According to the John Burroughs Association, the award “is given annually to a published nature essay of outstanding natural history writing that presents vivid, first-hand, scientifically accurate accounts of aspects of nature. It serves to perpetuate the writing form and approach of naturalist John Burroughs. As one of the most popular and influential authors of his day, he is credited with creating the modern nature essay. His personal and accessible style, expressed in more than three hundred essays in journals and twenty-three books beginning in 1865, built sympathy with nature throughout the country and had a profound impact on the emerging conservation movement.”
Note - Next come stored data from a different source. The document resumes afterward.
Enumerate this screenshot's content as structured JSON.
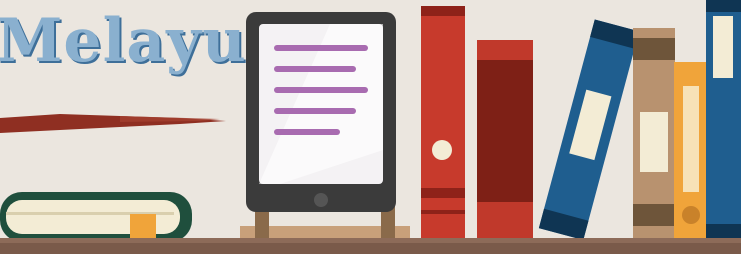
{
  "banner": {
    "title_fragment": "Melayu"
  }
}
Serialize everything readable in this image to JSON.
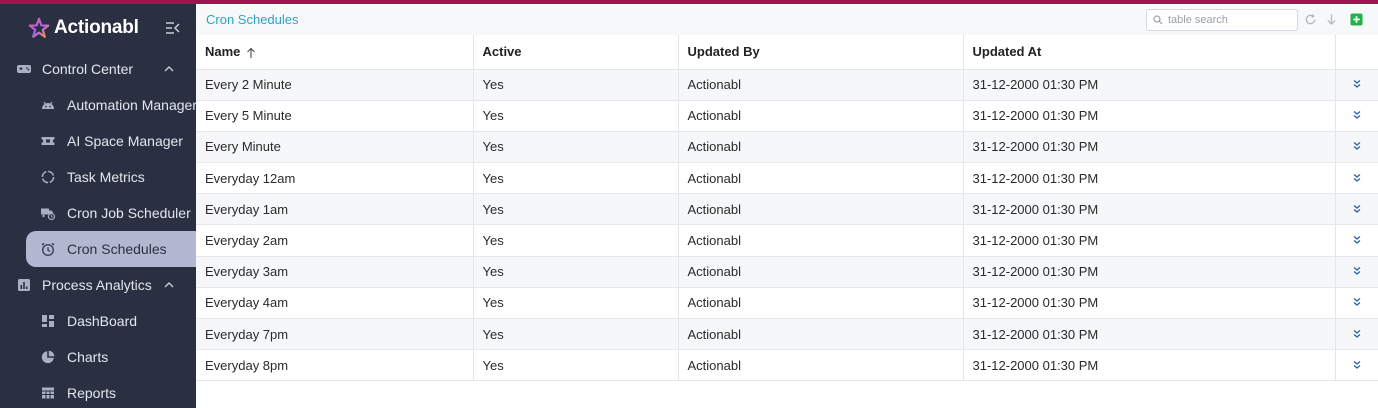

Of Johnson’s essay, the John Burroughs Association writes, “with hard-won candor, Johnson recounts the story of her amputated limb, reassesses her role as a teacher, and discovers deep resonances between her body and the body of the earth. In so doing, she has created an essay that stirs both anguish and hope.”
Rochelle L. Johnson’s nonfiction appears in Dawn Songs: A Birdwatcher’s Field Guide to the Poetics of Migration, The Baltimore Review, and The Revelator. The recipient of Idaho Humanities Council’s 2024 award for Outstanding Achievement in the Humanities, Johnson chairs the award committee for the Thoreau Prize in Nature Writing and teaches writing and environmental studies at College of Idaho and Bread Loaf School of English. “Phantom Pains” grows out of a book in process.
Johnson will be honored at the 100th anniversary of the John Burroughs Medal on April 13, 2026 in New York City.